Every time I need to desing a new database I spend quite some time thinking on how I should set up the database schema to keep an audit log of the changes.
Some questions have already been asked here about this, but I don't agree that there is a single best approach for all scenarios:
- Database Design For Revisions
- Best design for a changelog auditing database table
- Ideas on database design for capturing audit trails
I have also stumbled upon this interesting article on Maintaining a Log of Database Changes that tries to list the pro and cons of each approach. It's very well written and has interesting information, but it has made my decisions even harder.

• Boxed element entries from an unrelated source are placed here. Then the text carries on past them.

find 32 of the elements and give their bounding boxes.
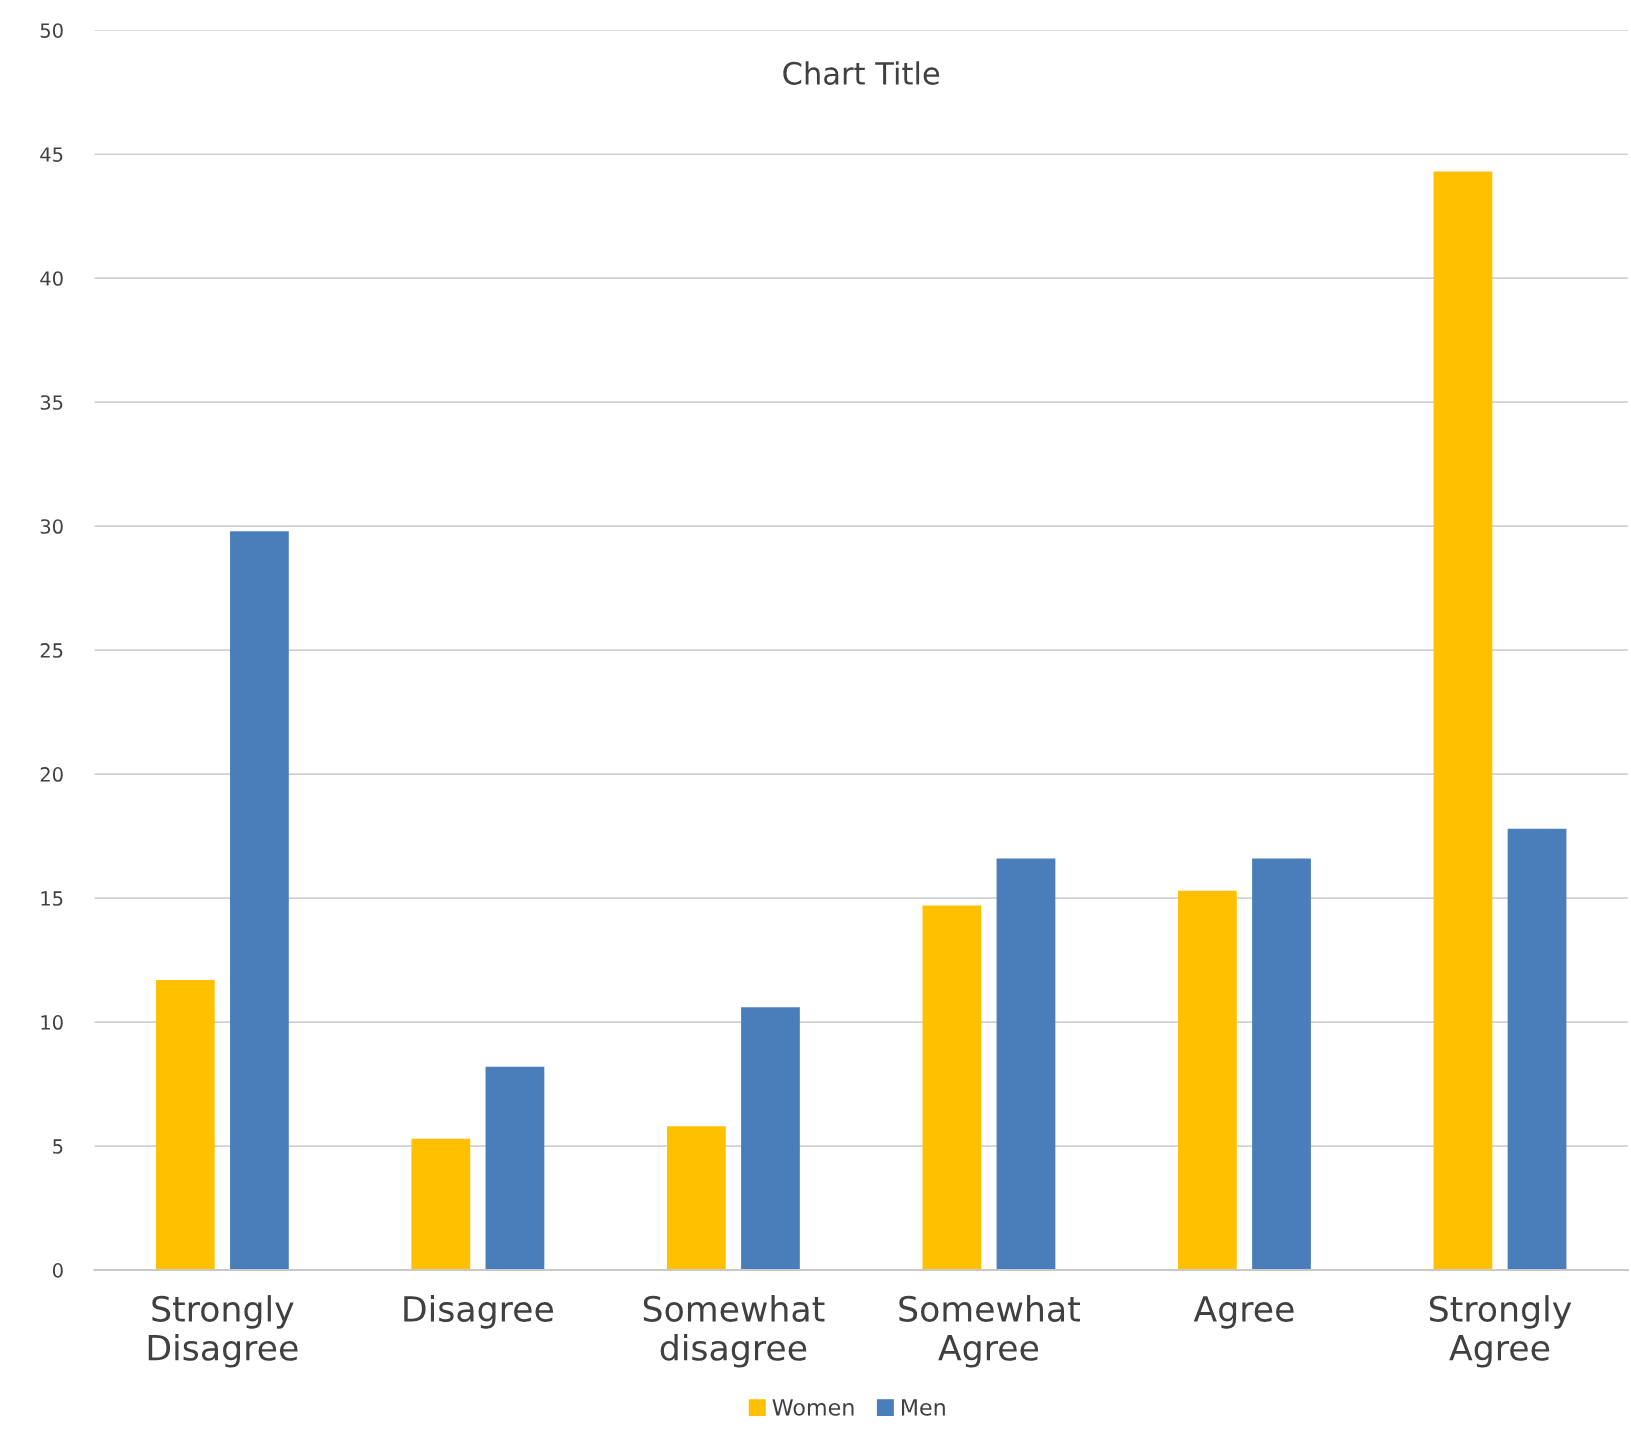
- y-tick-label: 10: [41, 1015, 63, 1030]
- y-tick-label: 15: [41, 891, 63, 906]
- bar: [666, 1126, 726, 1271]
- x-tick-label: Agree: [1193, 1296, 1294, 1329]
- x-tick-label: Somewhat Agree: [899, 1295, 1080, 1368]
- bar: [155, 979, 215, 1271]
- bar: [230, 531, 289, 1271]
- bar: [1252, 858, 1311, 1271]
- bar: [411, 1138, 471, 1271]
- text: Chart Title: [783, 61, 940, 85]
- y-tick-label: 0: [52, 1263, 63, 1278]
- bar: [485, 1066, 545, 1271]
- y-tick-label: 5: [53, 1139, 63, 1154]
- bar: [1433, 171, 1493, 1271]
- bar: [1507, 828, 1567, 1271]
- y-tick-label: 25: [40, 643, 63, 658]
- x-tick-label: Strongly Agree: [1429, 1295, 1572, 1368]
- x-tick-label: Strongly Disagree: [148, 1295, 298, 1368]
- y-tick-label: 50: [40, 23, 63, 38]
- y-tick-label: 30: [40, 519, 63, 534]
- y-tick-label: 40: [40, 271, 63, 286]
- y-tick-label: 35: [40, 395, 63, 410]
- bar: [741, 1007, 800, 1271]
- bar: [1178, 890, 1237, 1271]
- legend-label: Men: [902, 1399, 945, 1416]
- bar: [922, 905, 982, 1271]
- bar: [996, 858, 1056, 1271]
- x-tick-label: Disagree: [404, 1295, 554, 1329]
- legend-label: Women: [772, 1399, 854, 1416]
- x-tick-label: Somewhat disagree: [643, 1295, 825, 1368]
- y-tick-label: 45: [40, 147, 63, 162]
- y-tick-label: 20: [40, 767, 63, 782]
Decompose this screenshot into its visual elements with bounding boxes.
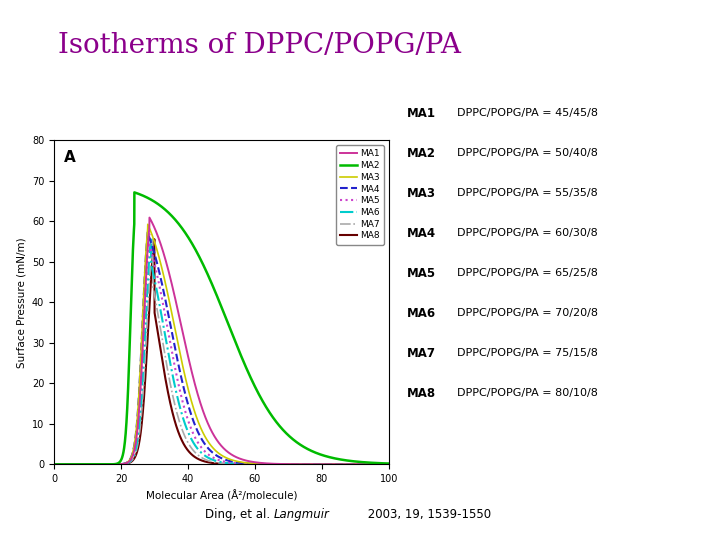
- Text: DPPC/POPG/PA = 70/20/8: DPPC/POPG/PA = 70/20/8: [457, 308, 598, 318]
- Text: Ding, et al.: Ding, et al.: [204, 508, 274, 521]
- Text: MA6: MA6: [407, 307, 436, 320]
- Text: MA3: MA3: [407, 187, 436, 200]
- X-axis label: Molecular Area (Å²/molecule): Molecular Area (Å²/molecule): [145, 490, 297, 501]
- Text: MA4: MA4: [407, 227, 436, 240]
- Text: DPPC/POPG/PA = 45/45/8: DPPC/POPG/PA = 45/45/8: [457, 109, 598, 118]
- Text: DPPC/POPG/PA = 80/10/8: DPPC/POPG/PA = 80/10/8: [457, 388, 598, 398]
- Y-axis label: Surface Pressure (mN/m): Surface Pressure (mN/m): [17, 237, 27, 368]
- Text: DPPC/POPG/PA = 55/35/8: DPPC/POPG/PA = 55/35/8: [457, 188, 598, 198]
- Text: Langmuir: Langmuir: [274, 508, 330, 521]
- Text: DPPC/POPG/PA = 75/15/8: DPPC/POPG/PA = 75/15/8: [457, 348, 598, 358]
- Legend: MA1, MA2, MA3, MA4, MA5, MA6, MA7, MA8: MA1, MA2, MA3, MA4, MA5, MA6, MA7, MA8: [336, 145, 384, 245]
- Text: MA1: MA1: [407, 107, 436, 120]
- Text: MA7: MA7: [407, 347, 436, 360]
- Text: DPPC/POPG/PA = 60/30/8: DPPC/POPG/PA = 60/30/8: [457, 228, 598, 238]
- Text: MA5: MA5: [407, 267, 436, 280]
- Text: Isotherms of DPPC/POPG/PA: Isotherms of DPPC/POPG/PA: [58, 32, 461, 59]
- Text: A: A: [64, 150, 76, 165]
- Text: 2003, 19, 1539-1550: 2003, 19, 1539-1550: [364, 508, 491, 521]
- Text: MA8: MA8: [407, 387, 436, 400]
- Text: MA2: MA2: [407, 147, 436, 160]
- Text: DPPC/POPG/PA = 65/25/8: DPPC/POPG/PA = 65/25/8: [457, 268, 598, 278]
- Text: DPPC/POPG/PA = 50/40/8: DPPC/POPG/PA = 50/40/8: [457, 148, 598, 158]
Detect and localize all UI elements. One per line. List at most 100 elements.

My question is: Is there a reference that I can use, maybe a book or something like a decision tree that I can refer to decide which way should I go based on some input variables, like:
- The maturity of the database schema
- How the logs will be queried
- The probability that it will be need to recreate records
- What's more important: write or read performance
- Nature of the values that are being logged (string, numbers, blobs)
- Storage space available
The approaches that I know are:
1. Add columns for created and modified date and user
Table example:
- id
- value_1
- value_2
- value_3
- created_date
- modifed_date
- created_by
- modified_by
Major cons: We loose the history of the modifications. Can't rollback after commit.
2. Insert only tables
- id
- value_1
- value_2
- value_3
- from
- to
- deleted (boolean)
- user
Major cons: How to keep foreign keys up to date? Huge space needed
3. Create a Separate history table for each table
History table example:
- id
- value_1
- value_2
- value_3
- value_4
- user
- deleted (boolean)
- timestamp
Major cons: Needs to duplicate all audited tables. If the schema changes it will be needed to the migrate all the logs too.
4. Create a Consolidated history Table for All Tables
History table example:
- table_name
- field
- user
- new_value
- deleted (boolean)
- timestamp
Major cons: Will I be able to recreate the records (rollback) if needed easily? The new_value column needs to be a huge string so it can support all different column types.